J’aborderai diverses applications pour améliorer le travail des RHs et des recruteurs tout comme son utilisation malveillante par des cybercriminels, ainsi que les questions de sécurité et d’éthique que cela soulève.

Les deepfakes, et des applications intéressantes dans le recrutement

L'utilisation de la technologie deepfake dans le recrutement suscite de nombreuses inquiétudes éthiques, mais elle offre également des possibilités d'innovation, à condition d'être utilisée de manière transparente et responsable. Voici quelques exemples d'applications vertueuses :

Personnalisation des messages de recrutement

Les entreprises pourraient utiliser des deepfakes pour créer des vidéos de recrutement personnalisées, s'adressant directement à chaque candidat. Cela pourrait renforcer l'engagement et l'intérêt des candidats, en leur donnant le sentiment d'être valorisés. Par exemple, un dirigeant d'entreprise, un manager ou encore un recruteur pourrait adresser un message personnalisé au candidat.

Néanmoins, il est impératif que les candidats soient informés que la vidéo a été créée à l'aide d'un deepfake, afin de maintenir la transparence et la confiance.

Création de simulations d'entretien réalistes

Les deepfakes pourraient être utilisés pour créer des simulations d'entretien réalistes, permettant aux candidats de s'entraîner et de se familiariser avec le processus de recrutement.

Ces simulations pourraient également être utilisées par les recruteurs pour évaluer les compétences des candidats dans des situations spécifiques, en les confrontant à des scénarios complexes ou à des clients virtuels.

Amélioration de l'accessibilité du recrutement

Les deepfakes pourraient être utilisés pour traduire des vidéos de recrutement ou des supports de formation dans différentes langues, facilitant ainsi l'accès à l'emploi pour les personnes non francophones.

Ils pourraient également être utilisés pour créer des vidéos en langue des signes, rendant le recrutement plus accessible aux personnes sourdes ou malentendantes.

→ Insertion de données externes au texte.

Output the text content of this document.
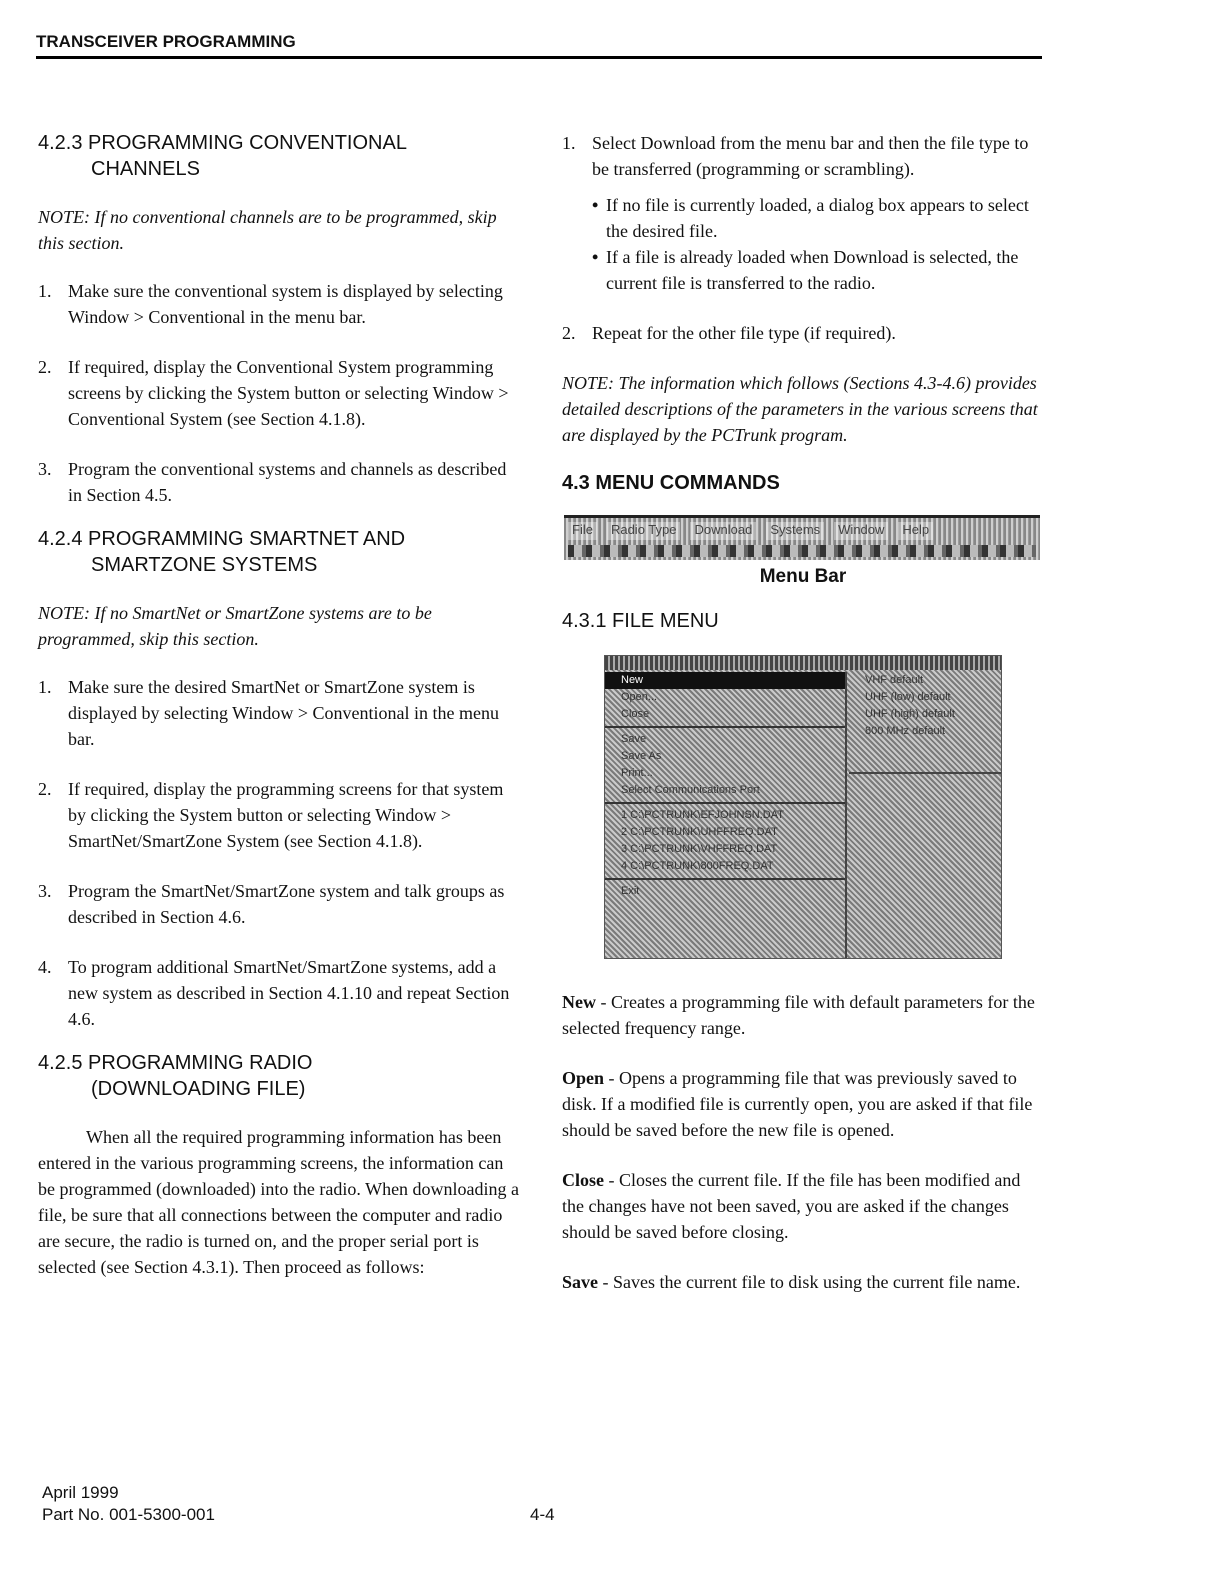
TRANSCEIVER PROGRAMMING
4.2.3 PROGRAMMING CONVENTIONAL
CHANNELS
NOTE: If no conventional channels are to be programmed, skip this section.
1. Make sure the conventional system is displayed by selecting Window > Conventional in the menu bar.
2. If required, display the Conventional System programming screens by clicking the System button or selecting Window > Conventional System (see Section 4.1.8).
3. Program the conventional systems and channels as described in Section 4.5.
4.2.4 PROGRAMMING SMARTNET AND
SMARTZONE SYSTEMS
NOTE: If no SmartNet or SmartZone systems are to be programmed, skip this section.
1. Make sure the desired SmartNet or SmartZone system is displayed by selecting Window > Conventional in the menu bar.
2. If required, display the programming screens for that system by clicking the System button or selecting Window > SmartNet/SmartZone System (see Section 4.1.8).
3. Program the SmartNet/SmartZone system and talk groups as described in Section 4.6.
4. To program additional SmartNet/SmartZone systems, add a new system as described in Section 4.1.10 and repeat Section 4.6.
4.2.5 PROGRAMMING RADIO
(DOWNLOADING FILE)

When all the required programming information has been entered in the various programming screens, the information can be programmed (downloaded) into the radio. When downloading a file, be sure that all connections between the computer and radio are secure, the radio is turned on, and the proper serial port is selected (see Section 4.3.1). Then proceed as follows:

1. Select Download from the menu bar and then the file type to be transferred (programming or scrambling).
• If no file is currently loaded, a dialog box appears to select the desired file.
• If a file is already loaded when Download is selected, the current file is transferred to the radio.
2. Repeat for the other file type (if required).
NOTE: The information which follows (Sections 4.3-4.6) provides detailed descriptions of the parameters in the various screens that are displayed by the PCTrunk program.
4.3 MENU COMMANDS
File	Radio Type	Download	Systems	Window	Help
Menu Bar
4.3.1 FILE MENU
New
Open...
Close
Save
Save As
Print...
Select Communications Port
1 C:\PCTRUNK\EFJOHNSN.DAT
2 C:\PCTRUNK\UHFFREQ.DAT
3 C:\PCTRUNK\VHFFREQ.DAT
4 C:\PCTRUNK\800FREQ.DAT
Exit
VHF default
UHF (low) default
UHF (high) default
800 MHz default

New - Creates a programming file with default parameters for the selected frequency range.

Open - Opens a programming file that was previously saved to disk. If a modified file is currently open, you are asked if that file should be saved before the new file is opened.

Close - Closes the current file. If the file has been modified and the changes have not been saved, you are asked if the changes should be saved before closing.

Save - Saves the current file to disk using the current file name.

April 1999
Part No. 001-5300-001	4-4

Création d'avatars pour des entretiens anonymes

Pour lutter contre les discriminations à l'embauche, des avatars de type deepfake pourraient être utilisés pour anonymiser les candidats lors des premières étapes du processus de recrutement.

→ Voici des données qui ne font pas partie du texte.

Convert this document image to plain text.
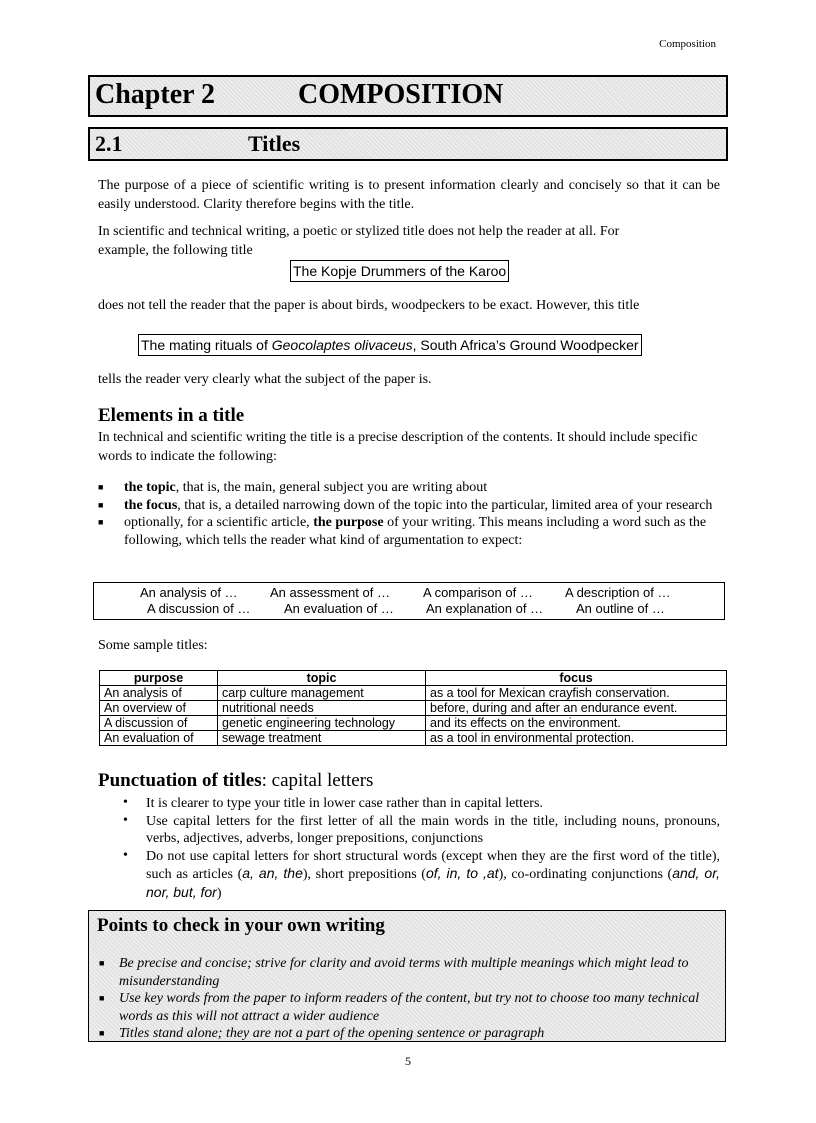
Composition
Chapter 2	COMPOSITION
2.1	Titles

The purpose of a piece of scientific writing is to present information clearly and concisely so that it can be easily understood. Clarity therefore begins with the title.

In scientific and technical writing, a poetic or stylized title does not help the reader at all. For example, the following title

The Kopje Drummers of the Karoo

does not tell the reader that the paper is about birds, woodpeckers to be exact. However, this title

The mating rituals of Geocolaptes olivaceus, South Africa’s Ground Woodpecker

tells the reader very clearly what the subject of the paper is.

Elements in a title

In technical and scientific writing the title is a precise description of the contents. It should include specific words to indicate the following:

■ the topic, that is, the main, general subject you are writing about
■ the focus, that is, a detailed narrowing down of the topic into the particular, limited area of your research
■ optionally, for a scientific article, the purpose of your writing. This means including a word such as the following, which tells the reader what kind of argumentation to expect:
An analysis of … An assessment of …	A comparison of … A description of …
A discussion of …	An evaluation of … An explanation of …	An outline of …

Some sample titles:

purpose	topic	focus
An analysis of	carp culture management	as a tool for Mexican crayfish conservation.
An overview of	nutritional needs	before, during and after an endurance event.
A discussion of	genetic engineering technology	and its effects on the environment.
An evaluation of	sewage treatment	as a tool in environmental protection.
Punctuation of titles: capital letters
• It is clearer to type your title in lower case rather than in capital letters.
• Use capital letters for the first letter of all the main words in the title, including nouns, pronouns, verbs, adjectives, adverbs, longer prepositions, conjunctions
• Do not use capital letters for short structural words (except when they are the first word of the title), such as articles (a, an, the), short prepositions (of, in, to ,at), co-ordinating conjunctions (and, or, nor, but, for)
Points to check in your own writing
■ Be precise and concise; strive for clarity and avoid terms with multiple meanings which might lead to misunderstanding
■ Use key words from the paper to inform readers of the content, but try not to choose too many technical words as this will not attract a wider audience
■ Titles stand alone; they are not a part of the opening sentence or paragraph
5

Cela permettrait aux recruteurs de se concentrer sur les compétences et l'expérience des candidats, sans être influencés par leur apparence physique ou leur origine.

Formation à la diversité et à l'inclusion

Les deepfakes pourraient être utilisés pour créer des simulations immersives permettant aux recruteurs de se mettre à la place de personnes issues de différents groupes ethniques, sociaux ou culturels.

Cela pourrait contribuer à sensibiliser les recruteurs aux biais inconscients et à promouvoir un recrutement plus inclusif.

Cependant, ces applications ne sont pas sans risques. L’utilisation de deepfakes dans le recrutement pose des problèmes éthiques majeurs : manque de consentement, manipulation potentielle, ou encore perte de confiance si les candidats découvrent qu’ils interagissent avec une IA plutôt qu’une personne réelle. Les entreprises devront donc encadrer leur usage avec des garde-fous, comme informer clairement les candidats de l’utilisation de cette technologie.

En bref :
Il est important de souligner que l'utilisation éthique des deepfakes dans le recrutement repose sur plusieurs principes fondamentaux :

  • Transparence : Les candidats doivent toujours être informés de l'utilisation de deepfakes.
  • Consentement : Le consentement éclairé des candidats est indispensable.
  • Sécurité des données : Les données personnelles des candidats doivent être protégées.
  • Équité : Les deepfakes ne doivent pas être utilisés à des fins discriminatoires.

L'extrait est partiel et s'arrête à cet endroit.